Pembatalan Putusan Arbitrase
Putusan Arbitrase bersifat Final dan mengikat, kendati
demikian Putusan Arbitrase dapat dibatalkan seperti dalam
ketentuan Pasal 70 UU No. 30 Tahun 1999 AAPS
menyatakan:
"Terhadap putusan arbitrase para pihak dapat mengajukan
permohonan pembatalan apabila putusan tersebut diduga
mengandung unsur-unsur sebagai berikut:
a. Surat atau dokumen yang diajukan dalam pemeriksaan,
setelah putusan dijatuhkan, diakui palsu atau dinyatakan
palsu;
b. Setelah putusan diambil ditemukan dokumen yang bersifat
menentukan, yang disembunyikan oleh pihak lawan; atau
c. Putusan diambil dari hasil tipu muslihat yang dilakukan oleh
salah satu pihak dalam pemeriksaan sengketa".
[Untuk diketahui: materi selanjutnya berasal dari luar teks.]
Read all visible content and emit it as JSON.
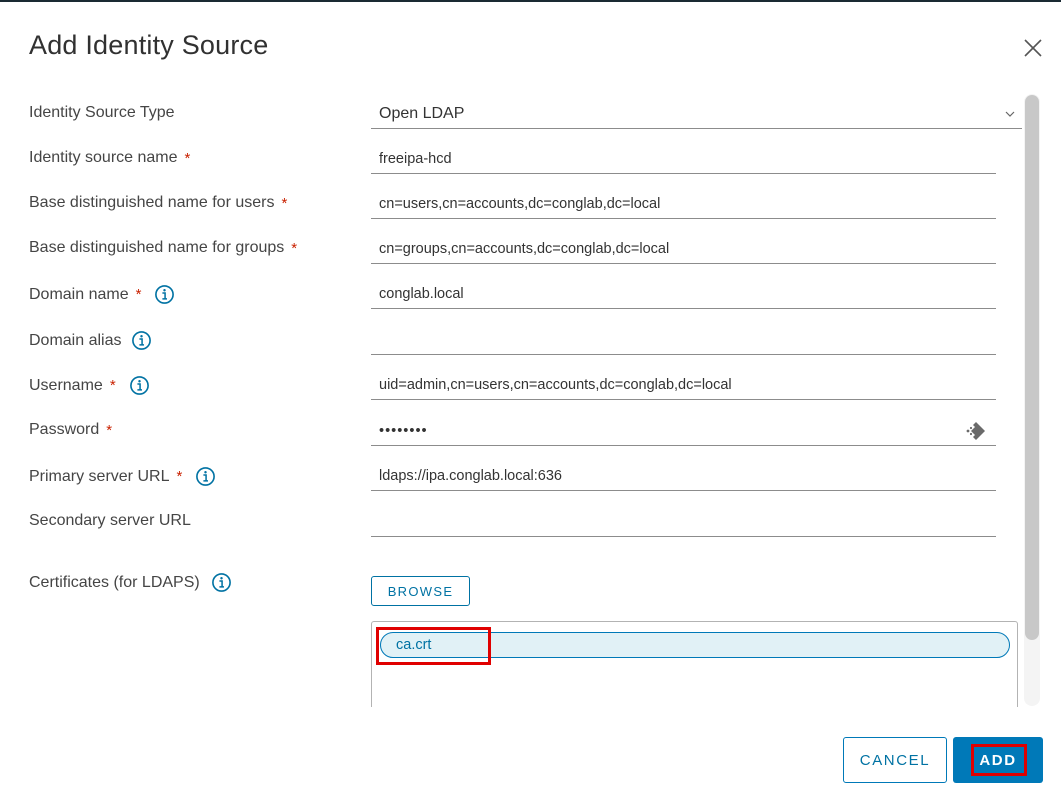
{
  "dialog": {
    "title": "Add Identity Source",
    "close_icon": "close-icon"
  },
  "form": {
    "identity_source_type": {
      "label": "Identity Source Type",
      "value": "Open LDAP"
    },
    "identity_source_name": {
      "label": "Identity source name",
      "required": "*",
      "value": "freeipa-hcd"
    },
    "base_dn_users": {
      "label": "Base distinguished name for users",
      "required": "*",
      "value": "cn=users,cn=accounts,dc=conglab,dc=local"
    },
    "base_dn_groups": {
      "label": "Base distinguished name for groups",
      "required": "*",
      "value": "cn=groups,cn=accounts,dc=conglab,dc=local"
    },
    "domain_name": {
      "label": "Domain name",
      "required": "*",
      "value": "conglab.local"
    },
    "domain_alias": {
      "label": "Domain alias",
      "value": ""
    },
    "username": {
      "label": "Username",
      "required": "*",
      "value": "uid=admin,cn=users,cn=accounts,dc=conglab,dc=local"
    },
    "password": {
      "label": "Password",
      "required": "*",
      "value": "••••••••"
    },
    "primary_url": {
      "label": "Primary server URL",
      "required": "*",
      "value": "ldaps://ipa.conglab.local:636"
    },
    "secondary_url": {
      "label": "Secondary server URL",
      "value": ""
    },
    "certificates": {
      "label": "Certificates (for LDAPS)",
      "browse_label": "BROWSE",
      "files": [
        "ca.crt"
      ]
    }
  },
  "footer": {
    "cancel_label": "CANCEL",
    "add_label": "ADD"
  },
  "colors": {
    "accent": "#0079b8",
    "required": "#c92100",
    "highlight": "#e00000",
    "chip_bg": "#e1f1f6"
  }
}
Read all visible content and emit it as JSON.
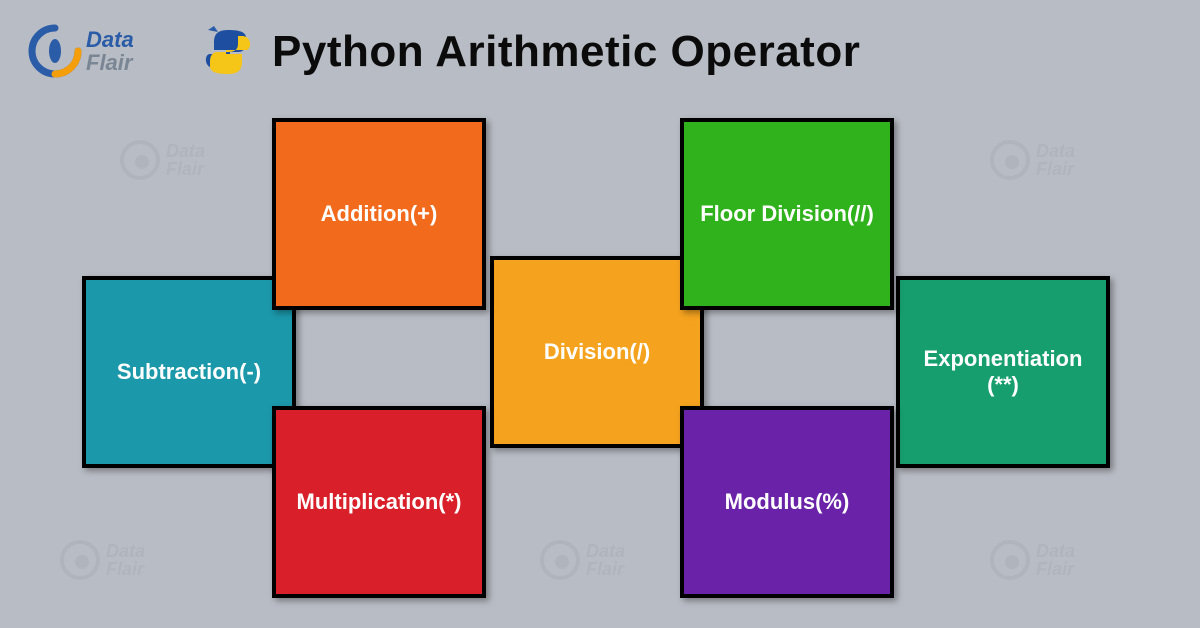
{
  "logo": {
    "line1": "Data",
    "line2": "Flair"
  },
  "title": "Python Arithmetic Operator",
  "tiles": {
    "subtraction": {
      "label": "Subtraction(-)",
      "color": "#1b98aa"
    },
    "addition": {
      "label": "Addition(+)",
      "color": "#f26a1b"
    },
    "multiplication": {
      "label": "Multiplication(*)",
      "color": "#d81f2a"
    },
    "division": {
      "label": "Division(/)",
      "color": "#f5a31e"
    },
    "floordiv": {
      "label": "Floor Division(//)",
      "color": "#2fb21c"
    },
    "modulus": {
      "label": "Modulus(%)",
      "color": "#6a23a8"
    },
    "exponent": {
      "label": "Exponentiation (**)",
      "color": "#169e6e"
    }
  },
  "watermark": {
    "line1": "Data",
    "line2": "Flair"
  }
}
Penjelasan Pasal 70 UU AAPS menyatakan:
"....Alasan-alasan permohonan pembatalan yang disebut dalam pasal ini harus dibuktikan
dengan putusan pengadilan. Apabila pengadilan menyatakan bahwa alasan-alasan
tersebut terbukti atau tidak terbukti, maka putusan pengadilan ini dapat digunakan
sebagai dasar pertimbangan bagi hakim untuk mengabulkan atau menolak permohonan".